Greenplum 最佳实践 - 什么时候选择bitmap索引
背景
PostgreSQL 目前支持8种索引接口,包括B-Tree, hash, gin, gist, sp-gist, brin, rum, bloom。
Greenplum 目前支持B-Tree, GiST, bitmap三种索引接口。
用户可以根据不同的数据类型,不同的请求类型,使用不同的索引接口建立相应的索引。例如对于数组,全文检索类型,可以使用GIN索引,对于地理位置数据,范围数据类型,图像特征值数据,几何类数据等,可以选择GiST索引。
PG的八种索引的介绍,可以参考bruce写的index internal、源码以及如下文档
http://leopard.in.ua/2015/04/13/postgresql-indexes#.WRHHH_mGOiQ
bitmap index 原理
如图所示,bitmap索引将每个被索引的VALUE作为KEY,使用每个BIT表示一行,当这行中包含这个VALUE时,设置为1,否则设置为0。
如何从bitmap 索引检索数据,并查找到对应HEAP表的记录呢?
必须要有一个mapping 转换功能(函数),才能将BIT位翻译为行号。例如第一个BIT代表第一行,。。。以此类推。(当然了,mapping函数没有这么简单,还有很多优化技巧)
bitmap 的优化技术举例,比如
1. 压缩
例如连续的0或1可以被压缩,具体可以参考WIKI里面关于BITMAP的压缩算法,算法也是比较多的。
2. 分段或分段压缩
例如,每个数据块作为一个分段,每个分段内,记录这个数据块中的VALU对应的BIT信息。
3. 排序
排序是为了更好的进行压缩,例如堆表按被索引的列进行排序后,每个VALUE对应的行号就都是连续的了,压缩比很高。
另外用户也可以参考一下roaring bitmap这个位图库,应用非常广泛,效果也很不错。
https://github.com/zeromax007/gpdb-roaringbitmap
https://github.com/RoaringBitmap/CRoaring
bitmap index 适合什么场景
从bitmap index的结构我们了解到,被索引的列上面,每一个value都分别对应一个BIT串,BIT串的长度是记录数,每个BIT代表一行,1表示该行存在这个值,0表示该行不存在这个值。
因此bitmap index索引的列,不能有太多的VALUE,最好是100到10万个VALUE,也就是说,这样的表的BITMAP索引有100到10万条BIT串。
当我们对这个表的这个字段进行类似这样的查询时,效率就非常高。
select * from table where col = a and col = b and col2=xxx;
-- a,b的bit串进行BITAND的操作,然后再和col2=xxx的BIT进行BITAND操作,返回BIT位为1的,使用bitmap function返回行号,取记录。
select count(*) from table where col = a and col = b and col2=xxx;
-- a,b的bit串进行BITAND的操作,然后再和col2=xxx的BIT进行BITAND操作,返回BIT位为1的,使用bitmap function返回行号,取记录,算count(*)。
1. 适合有少量不重复值的列 。
2. 适合多个条件的查询,条件越多,bit and,or 的操作过滤掉的数据就越多,返回结果集越少。
bitmap index 不适合什么场景
由于每个VALUE都要记录每行的BIT位,所以如果有1亿条记录,那么每个VALUE的BIT串长度就是1亿。

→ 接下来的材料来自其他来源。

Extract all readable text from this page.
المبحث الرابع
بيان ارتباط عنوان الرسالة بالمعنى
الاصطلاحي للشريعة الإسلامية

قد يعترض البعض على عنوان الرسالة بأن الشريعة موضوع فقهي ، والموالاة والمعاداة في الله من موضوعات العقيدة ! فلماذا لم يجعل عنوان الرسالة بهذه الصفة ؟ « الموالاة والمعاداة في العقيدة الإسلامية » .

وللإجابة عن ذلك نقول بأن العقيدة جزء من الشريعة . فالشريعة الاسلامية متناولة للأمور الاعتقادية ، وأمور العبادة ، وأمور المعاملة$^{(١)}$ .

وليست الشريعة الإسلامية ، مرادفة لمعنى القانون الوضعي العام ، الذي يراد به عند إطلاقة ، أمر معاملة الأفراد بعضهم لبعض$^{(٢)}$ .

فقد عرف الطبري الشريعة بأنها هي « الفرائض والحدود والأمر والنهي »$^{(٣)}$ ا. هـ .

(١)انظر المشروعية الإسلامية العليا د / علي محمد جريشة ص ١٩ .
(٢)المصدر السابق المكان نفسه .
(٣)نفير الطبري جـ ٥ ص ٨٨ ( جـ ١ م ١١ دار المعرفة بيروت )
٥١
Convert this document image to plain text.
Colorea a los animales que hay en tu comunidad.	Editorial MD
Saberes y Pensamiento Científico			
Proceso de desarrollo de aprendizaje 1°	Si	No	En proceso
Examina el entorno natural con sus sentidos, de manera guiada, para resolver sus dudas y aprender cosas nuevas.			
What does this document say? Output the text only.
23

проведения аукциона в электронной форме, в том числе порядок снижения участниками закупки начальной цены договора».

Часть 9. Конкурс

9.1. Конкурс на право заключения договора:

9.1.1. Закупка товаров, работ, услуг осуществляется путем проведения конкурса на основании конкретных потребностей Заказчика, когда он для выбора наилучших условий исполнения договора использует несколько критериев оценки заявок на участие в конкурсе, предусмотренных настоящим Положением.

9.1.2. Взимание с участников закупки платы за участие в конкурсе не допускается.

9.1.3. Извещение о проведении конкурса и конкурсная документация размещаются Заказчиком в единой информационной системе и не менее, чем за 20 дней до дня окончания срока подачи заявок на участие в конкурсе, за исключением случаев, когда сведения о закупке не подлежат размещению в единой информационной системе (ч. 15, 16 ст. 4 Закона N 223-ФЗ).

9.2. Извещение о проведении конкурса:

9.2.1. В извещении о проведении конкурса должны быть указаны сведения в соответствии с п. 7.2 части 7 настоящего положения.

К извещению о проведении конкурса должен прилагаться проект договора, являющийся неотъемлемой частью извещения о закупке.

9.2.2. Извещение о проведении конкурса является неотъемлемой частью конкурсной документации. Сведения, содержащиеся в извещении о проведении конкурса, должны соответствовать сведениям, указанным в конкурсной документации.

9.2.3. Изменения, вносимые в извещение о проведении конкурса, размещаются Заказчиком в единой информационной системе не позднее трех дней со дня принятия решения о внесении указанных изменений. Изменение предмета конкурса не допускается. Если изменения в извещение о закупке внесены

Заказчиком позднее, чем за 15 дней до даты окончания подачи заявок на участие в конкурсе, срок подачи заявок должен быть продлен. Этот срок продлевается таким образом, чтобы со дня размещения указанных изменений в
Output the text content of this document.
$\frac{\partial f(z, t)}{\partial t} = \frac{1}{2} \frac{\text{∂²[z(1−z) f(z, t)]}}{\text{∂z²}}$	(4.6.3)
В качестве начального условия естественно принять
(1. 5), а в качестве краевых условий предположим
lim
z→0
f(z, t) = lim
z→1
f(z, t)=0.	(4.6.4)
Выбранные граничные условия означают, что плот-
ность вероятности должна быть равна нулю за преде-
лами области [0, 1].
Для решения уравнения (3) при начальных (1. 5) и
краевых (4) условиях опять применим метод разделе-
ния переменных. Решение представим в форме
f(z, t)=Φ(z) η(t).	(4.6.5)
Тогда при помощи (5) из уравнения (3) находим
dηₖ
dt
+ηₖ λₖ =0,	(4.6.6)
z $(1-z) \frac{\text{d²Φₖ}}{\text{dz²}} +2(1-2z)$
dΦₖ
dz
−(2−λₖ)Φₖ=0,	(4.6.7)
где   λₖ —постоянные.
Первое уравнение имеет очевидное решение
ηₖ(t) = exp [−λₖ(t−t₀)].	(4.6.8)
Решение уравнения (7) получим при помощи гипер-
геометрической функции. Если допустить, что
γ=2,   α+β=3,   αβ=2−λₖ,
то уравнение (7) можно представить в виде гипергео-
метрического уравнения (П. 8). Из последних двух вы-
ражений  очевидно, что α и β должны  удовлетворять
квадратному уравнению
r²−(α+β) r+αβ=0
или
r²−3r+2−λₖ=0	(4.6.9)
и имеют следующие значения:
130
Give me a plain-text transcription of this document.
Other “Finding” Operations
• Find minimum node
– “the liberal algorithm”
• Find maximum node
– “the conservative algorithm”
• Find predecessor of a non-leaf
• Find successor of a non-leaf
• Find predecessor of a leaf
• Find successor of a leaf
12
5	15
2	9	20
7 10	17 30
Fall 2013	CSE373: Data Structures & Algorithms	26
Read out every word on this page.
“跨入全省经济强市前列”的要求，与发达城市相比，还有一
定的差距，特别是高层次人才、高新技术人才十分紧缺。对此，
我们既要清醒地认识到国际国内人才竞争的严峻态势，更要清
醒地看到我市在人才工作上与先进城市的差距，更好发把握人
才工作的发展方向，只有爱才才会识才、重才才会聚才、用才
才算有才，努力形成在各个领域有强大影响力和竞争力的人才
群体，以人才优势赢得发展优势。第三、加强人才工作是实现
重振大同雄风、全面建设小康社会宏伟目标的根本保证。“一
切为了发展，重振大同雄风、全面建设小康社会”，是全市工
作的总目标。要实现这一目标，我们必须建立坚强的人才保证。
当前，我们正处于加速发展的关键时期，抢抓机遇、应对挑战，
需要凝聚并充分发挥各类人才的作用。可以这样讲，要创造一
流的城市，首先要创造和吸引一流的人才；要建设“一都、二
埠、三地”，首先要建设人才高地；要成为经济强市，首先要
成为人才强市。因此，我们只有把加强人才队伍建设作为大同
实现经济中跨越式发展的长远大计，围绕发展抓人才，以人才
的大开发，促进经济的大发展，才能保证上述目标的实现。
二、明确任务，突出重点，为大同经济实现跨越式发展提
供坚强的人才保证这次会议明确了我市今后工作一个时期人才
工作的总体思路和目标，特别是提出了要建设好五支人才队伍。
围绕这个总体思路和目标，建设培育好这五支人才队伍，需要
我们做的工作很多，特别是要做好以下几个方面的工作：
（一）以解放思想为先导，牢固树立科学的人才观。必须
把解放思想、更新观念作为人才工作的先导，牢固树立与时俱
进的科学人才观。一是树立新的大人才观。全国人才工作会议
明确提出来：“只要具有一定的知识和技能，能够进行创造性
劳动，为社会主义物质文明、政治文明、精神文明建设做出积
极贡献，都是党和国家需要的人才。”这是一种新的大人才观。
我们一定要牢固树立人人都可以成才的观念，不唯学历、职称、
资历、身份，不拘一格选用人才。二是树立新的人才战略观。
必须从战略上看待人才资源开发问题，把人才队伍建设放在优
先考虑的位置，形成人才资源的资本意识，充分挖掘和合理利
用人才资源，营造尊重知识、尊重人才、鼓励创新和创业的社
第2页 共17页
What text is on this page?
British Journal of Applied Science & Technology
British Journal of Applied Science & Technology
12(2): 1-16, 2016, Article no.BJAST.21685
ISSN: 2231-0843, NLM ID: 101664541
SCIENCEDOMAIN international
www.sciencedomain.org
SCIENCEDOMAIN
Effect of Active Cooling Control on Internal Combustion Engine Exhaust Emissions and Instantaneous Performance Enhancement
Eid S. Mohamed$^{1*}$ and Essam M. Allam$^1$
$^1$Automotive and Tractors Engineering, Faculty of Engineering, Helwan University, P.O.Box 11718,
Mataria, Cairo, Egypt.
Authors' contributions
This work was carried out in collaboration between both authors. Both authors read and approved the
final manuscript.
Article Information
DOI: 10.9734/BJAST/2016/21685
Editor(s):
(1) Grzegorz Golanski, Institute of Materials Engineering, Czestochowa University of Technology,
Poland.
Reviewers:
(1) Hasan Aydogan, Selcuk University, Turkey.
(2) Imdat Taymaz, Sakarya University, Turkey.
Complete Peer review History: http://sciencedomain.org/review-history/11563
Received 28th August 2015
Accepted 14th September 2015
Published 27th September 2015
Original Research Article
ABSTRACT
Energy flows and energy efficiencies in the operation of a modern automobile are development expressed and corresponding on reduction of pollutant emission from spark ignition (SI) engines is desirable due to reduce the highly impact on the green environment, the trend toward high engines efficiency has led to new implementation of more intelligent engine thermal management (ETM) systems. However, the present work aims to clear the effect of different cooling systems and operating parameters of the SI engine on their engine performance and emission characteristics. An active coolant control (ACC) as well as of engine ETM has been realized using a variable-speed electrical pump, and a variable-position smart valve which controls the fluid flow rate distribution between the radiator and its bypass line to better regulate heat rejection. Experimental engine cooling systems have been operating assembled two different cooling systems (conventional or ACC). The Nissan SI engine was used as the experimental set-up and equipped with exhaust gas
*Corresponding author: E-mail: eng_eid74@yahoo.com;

如果有100万个不同的VALUE,那么BITMAP INDEX就有100万个长度为1亿的bit串。
1. 不适合有太多不重复值的表字段。
2. 同样,也不适合有太少不重复值的列,例如男女。这样的列,除非可以和其他列组合赛选出很少量的结果集,否则返回的结果集是非常庞大的,也是不适合的。
3. 不适合频繁的更新,因为更新可能带来行迁移,以及VALUE的变化。如果是行迁移,需要更新整个bitmap串。如果是VALUE变化,则需要修改整个与变化相关的VALUE的BIT串。
greenplum bitmap index手册
About Bitmap Indexes
Greenplum Database provides the Bitmap index type.
Bitmap indexes are best suited to data warehousing applications and decision support systems with large amounts of data, many ad hoc queries, and few data modification (DML) transactions.
An index provides pointers to the rows in a table that contain a given key value.
A regular index stores a list of tuple IDs for each key corresponding to the rows with that key value.
Bitmap indexes store a bitmap for each key value. Regular indexes can be several times larger than the data in the table,
but bitmap indexes provide the same functionality as a regular index and use a fraction of the size of the indexed data.
Each bit in the bitmap corresponds to a possible tuple ID. If the bit is set, the row with the corresponding tuple ID contains the key value.
A mapping function converts the bit position to a tuple ID. Bitmaps are compressed for storage.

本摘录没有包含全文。